Festival della Fotografia Etica 2016 e World.Report Award: Documenting Humanity

La settima edizione del Festival della Fotografia Etica, torna a Lodi il prossimo ottobre con progetti e obiettivi puntati sul delicato equilibrio tra il linguaggio delle immagini e le sfumature della sua filosofia morale.

Mostre, laboratori, letture portfolio, incontri e occasioni di scambio, arricchiti dal contributo umanitario dei fotoreportage vincitori dalla sesta edizione del World.Report Award | Documenting Humanity, con le sue 4 categorie e un montepremi di 14.000 Euro.

World.Report Award 2016: 4 categorie/sezioni

Master Award: aperto a tutti i fotografi senza alcuna restrizione. Il lavoro presentato deve essere composto da un minimo di 20 a un massimo di 40 foto. Il premio corrisposto è pari a 6.000 Euro lordi in denaro.

Spot Light Award: Aperto a tutti i fotografi che non hanno mai ricevuto uno dei seguenti premi entro l’1 Aprile 2016: World Press Photo, W. Eugene Smith Grant in Humanistic Photography, Pulitzer Prize, POYi Picture of the Year e World.Report Award ad eccenzion fatta per le categorie dedicate ai multimedia. Il lavoro presentato deve essere composto da un minimo di 20 a un massimo di 40 foto. I fotografi che partecipano a questa sezione possono partecipare anche al Master Award. Il premio corrisposto è pari a 3.000 Euro lordi in denaro.

Short Story Award
: Aperto a tutti i fotografi senza alcuna restrizione. Il lavoro presentato deve essere composto da un minimo di 5 a un massimo di 10 foto. Il premio corrisposto è pari a 1.000 Euro lordi in denaro.

European Photographers Award | Spain 2016: introdotta per la prima volta, questa sezione vuole focalizzare la sua attenzione sulle diverse cittadinanze dei fotografi europei.

L’edizione 2016 si inaugura con la candidatura di tutti i fotografi di cittadinanza spagnola e si sviluppa in collaborazione con il PhotOn Festival di Valencia. Il lavoro presentato deve essere composto da un minimo di 20 a un massimo di 40 foto. Il premio corrisposto è di 500 Euro lordi in denaro, un corpo macchina Fuji X-T1, una mostra che verrà esposta durante il Festival della Fotografia Etica 2016 e presso il PhotOn Festival 2017 a Valencia.

Le iscrizioni alle categorie del contest sono aperte a tutti, senza distinzione di età, nazionalità, approccio all'argomento o numero di lavori da proporre, fatta eccezione per quelli collettivi, previo rispetto del regolamento e pagamento di una quota di 10 euro per reportage e per sezione, entro e non oltre le ore 23:59 CET del 31 Maggio 2016.

World.Report Award | Documenting Humanity: Regolamento


L’ambito dei progetti deve essere quello del fotoreportage sociale e/o documentaristico: le vicende dell’uomo, le sue storie, gli eventi delle società, i fenomeni e i cambiamenti dell’umanità.
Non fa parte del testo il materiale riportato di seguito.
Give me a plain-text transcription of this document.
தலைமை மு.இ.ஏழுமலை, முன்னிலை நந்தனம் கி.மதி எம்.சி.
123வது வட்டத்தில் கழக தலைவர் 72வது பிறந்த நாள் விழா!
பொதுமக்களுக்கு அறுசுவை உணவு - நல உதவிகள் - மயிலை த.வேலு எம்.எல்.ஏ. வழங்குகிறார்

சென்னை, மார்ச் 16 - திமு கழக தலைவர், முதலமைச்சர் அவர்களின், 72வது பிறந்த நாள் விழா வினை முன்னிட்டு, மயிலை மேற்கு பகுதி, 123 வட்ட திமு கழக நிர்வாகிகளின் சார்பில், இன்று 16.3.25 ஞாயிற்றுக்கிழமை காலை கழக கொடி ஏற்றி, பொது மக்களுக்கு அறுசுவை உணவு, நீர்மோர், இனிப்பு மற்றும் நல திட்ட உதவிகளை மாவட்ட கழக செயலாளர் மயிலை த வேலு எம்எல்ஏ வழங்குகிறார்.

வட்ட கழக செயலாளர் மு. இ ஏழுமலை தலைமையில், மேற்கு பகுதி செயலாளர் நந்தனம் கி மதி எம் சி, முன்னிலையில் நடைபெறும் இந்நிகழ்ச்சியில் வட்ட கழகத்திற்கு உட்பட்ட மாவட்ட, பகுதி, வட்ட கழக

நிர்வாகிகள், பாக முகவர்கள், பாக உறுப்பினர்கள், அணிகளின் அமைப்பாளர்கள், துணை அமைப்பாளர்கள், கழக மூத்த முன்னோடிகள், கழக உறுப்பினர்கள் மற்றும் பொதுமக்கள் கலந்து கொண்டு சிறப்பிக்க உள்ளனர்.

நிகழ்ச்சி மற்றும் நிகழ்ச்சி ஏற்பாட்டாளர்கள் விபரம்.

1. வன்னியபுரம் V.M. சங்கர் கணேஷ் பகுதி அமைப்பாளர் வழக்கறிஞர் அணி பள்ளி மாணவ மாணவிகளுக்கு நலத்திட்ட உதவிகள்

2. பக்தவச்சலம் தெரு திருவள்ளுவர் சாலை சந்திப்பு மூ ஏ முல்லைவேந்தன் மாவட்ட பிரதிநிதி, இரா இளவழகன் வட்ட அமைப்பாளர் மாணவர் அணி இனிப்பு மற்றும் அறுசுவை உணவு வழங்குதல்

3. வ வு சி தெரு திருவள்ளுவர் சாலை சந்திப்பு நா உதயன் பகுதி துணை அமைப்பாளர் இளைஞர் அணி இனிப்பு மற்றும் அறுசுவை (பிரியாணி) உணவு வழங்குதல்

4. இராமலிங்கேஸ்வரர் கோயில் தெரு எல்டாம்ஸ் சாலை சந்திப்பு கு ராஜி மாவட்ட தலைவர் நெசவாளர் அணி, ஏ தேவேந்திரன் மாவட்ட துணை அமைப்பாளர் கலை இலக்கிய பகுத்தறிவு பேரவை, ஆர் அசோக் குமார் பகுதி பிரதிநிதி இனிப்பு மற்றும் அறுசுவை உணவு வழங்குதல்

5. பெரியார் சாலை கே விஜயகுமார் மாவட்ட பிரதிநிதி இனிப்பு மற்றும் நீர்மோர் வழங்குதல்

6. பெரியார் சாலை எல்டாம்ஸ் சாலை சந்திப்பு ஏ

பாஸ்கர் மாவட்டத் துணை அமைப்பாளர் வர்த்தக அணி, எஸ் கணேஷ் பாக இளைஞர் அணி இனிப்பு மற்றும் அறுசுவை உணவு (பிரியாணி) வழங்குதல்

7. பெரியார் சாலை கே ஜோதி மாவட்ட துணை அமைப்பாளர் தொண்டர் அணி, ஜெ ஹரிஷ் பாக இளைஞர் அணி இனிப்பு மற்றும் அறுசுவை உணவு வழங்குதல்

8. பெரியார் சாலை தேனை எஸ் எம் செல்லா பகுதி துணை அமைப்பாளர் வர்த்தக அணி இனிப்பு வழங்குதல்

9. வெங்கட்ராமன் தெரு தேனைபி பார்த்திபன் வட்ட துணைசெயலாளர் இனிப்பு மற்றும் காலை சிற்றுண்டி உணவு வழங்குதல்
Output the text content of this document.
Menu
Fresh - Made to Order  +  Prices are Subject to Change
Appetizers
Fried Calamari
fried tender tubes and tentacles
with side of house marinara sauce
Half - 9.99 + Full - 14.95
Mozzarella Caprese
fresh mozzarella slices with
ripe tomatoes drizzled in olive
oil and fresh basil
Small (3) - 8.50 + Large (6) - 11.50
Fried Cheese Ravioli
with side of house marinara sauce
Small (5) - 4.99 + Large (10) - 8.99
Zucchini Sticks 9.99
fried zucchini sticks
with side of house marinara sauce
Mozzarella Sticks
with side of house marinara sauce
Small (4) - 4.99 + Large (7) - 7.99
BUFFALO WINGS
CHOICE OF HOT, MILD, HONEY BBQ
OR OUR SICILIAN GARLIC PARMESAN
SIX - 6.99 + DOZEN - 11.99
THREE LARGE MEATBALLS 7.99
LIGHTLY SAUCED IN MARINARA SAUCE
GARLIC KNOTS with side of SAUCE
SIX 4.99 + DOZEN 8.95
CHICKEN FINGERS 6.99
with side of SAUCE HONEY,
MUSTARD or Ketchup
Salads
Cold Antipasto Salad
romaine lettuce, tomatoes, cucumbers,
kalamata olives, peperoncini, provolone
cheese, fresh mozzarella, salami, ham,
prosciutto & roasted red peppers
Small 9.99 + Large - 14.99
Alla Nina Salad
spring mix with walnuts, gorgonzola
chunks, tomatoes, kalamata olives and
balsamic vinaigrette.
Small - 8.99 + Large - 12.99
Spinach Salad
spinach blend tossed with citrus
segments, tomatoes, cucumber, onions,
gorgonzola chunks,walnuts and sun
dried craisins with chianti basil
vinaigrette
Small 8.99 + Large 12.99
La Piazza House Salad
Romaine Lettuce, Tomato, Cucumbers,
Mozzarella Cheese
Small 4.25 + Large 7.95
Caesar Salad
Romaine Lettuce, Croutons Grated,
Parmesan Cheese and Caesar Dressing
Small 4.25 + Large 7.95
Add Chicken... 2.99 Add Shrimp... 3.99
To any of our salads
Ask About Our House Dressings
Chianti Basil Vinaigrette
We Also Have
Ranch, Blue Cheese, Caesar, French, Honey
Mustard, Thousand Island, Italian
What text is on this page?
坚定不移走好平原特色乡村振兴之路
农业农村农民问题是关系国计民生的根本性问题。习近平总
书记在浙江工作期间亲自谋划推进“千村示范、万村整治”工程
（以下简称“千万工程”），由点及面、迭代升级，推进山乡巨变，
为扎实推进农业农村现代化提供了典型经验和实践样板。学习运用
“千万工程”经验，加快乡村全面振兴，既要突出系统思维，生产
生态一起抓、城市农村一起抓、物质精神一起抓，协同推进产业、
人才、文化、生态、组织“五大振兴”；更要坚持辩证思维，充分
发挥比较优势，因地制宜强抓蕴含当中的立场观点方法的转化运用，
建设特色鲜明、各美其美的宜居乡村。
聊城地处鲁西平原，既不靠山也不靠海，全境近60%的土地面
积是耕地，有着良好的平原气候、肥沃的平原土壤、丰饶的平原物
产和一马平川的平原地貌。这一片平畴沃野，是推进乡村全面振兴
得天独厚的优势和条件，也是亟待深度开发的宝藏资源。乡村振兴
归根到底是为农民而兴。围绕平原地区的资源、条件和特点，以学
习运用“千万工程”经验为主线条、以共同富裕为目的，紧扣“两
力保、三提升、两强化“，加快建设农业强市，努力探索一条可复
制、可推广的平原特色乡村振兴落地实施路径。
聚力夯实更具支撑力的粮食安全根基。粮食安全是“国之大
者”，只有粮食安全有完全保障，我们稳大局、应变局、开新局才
La partecipazione è aperta a tutti i fotografi senza limite alcuno. Ogni fotografo può presentare un numero illimitato di lavori. Non sono ammessi reportage realizzati collettivamente.

L’invio dei reportage deve essere effettuato tramite l’apposito modulo disponibile sul sito http://www.festivaldellafotografiaetica.it/wra2016 con corrispondente pagamento di 10 Euro per ciascun reportage per ogni sezione, da effettuarsi tramite servizio PayPal o carta di credito.
Tale pagamento è effettuato come donazione a titolo di contributo per il finanziamento delle attività del Festival. La partecipazione al concorso è considerata valida solo alla ricezione della ricevuta di avvenuto pagamento tramite e-mail.

Ciascun reportage presentato dovrà essere composto da foto a colori o in bianco e nero, che dovranno comporre un racconto coerente con un tema unificatore. La valutazione della giuria si baserà sul valore attributo alla capacità del fotografo di costruire un percorso narrativo ed emozionale, sviluppato attraverso la sequenza delle immagini.

La post-produzione dei file è ammessa, purché non comporti l’aggiunta o la sottrazione di elementi dall’immagine del file RAW o del negativo. Il ritaglio dell’immagine è ammesso. Elaborazioni digitali diverse non saranno accettate. Tutto il materiale di ogni reportage dovrà essere raccolto e inviato in un unico archivio compresso in formato .zip, .rar o 7z dalle dimensioni massime di 25MB nominato col titolo del progetto presentato. Archivi di dimensioni maggiori o formati diversi non verranno caricati dal sistema. Tale archivio dovrà contenere:

● I file degli scatti in formato digitale .jpg con risoluzione di 1.280 pixel sul lato più lungo dell’immagine a 72dpi e grado di compressione 10/12 o 90/100, con dimensione consigliata di non più di 500 kb per fotografia. Ciascun file dovrà essere nominato con il titolo del progetto e un numero progressivo a due cifre (es: amazzonia_01, amazzonia_02 …).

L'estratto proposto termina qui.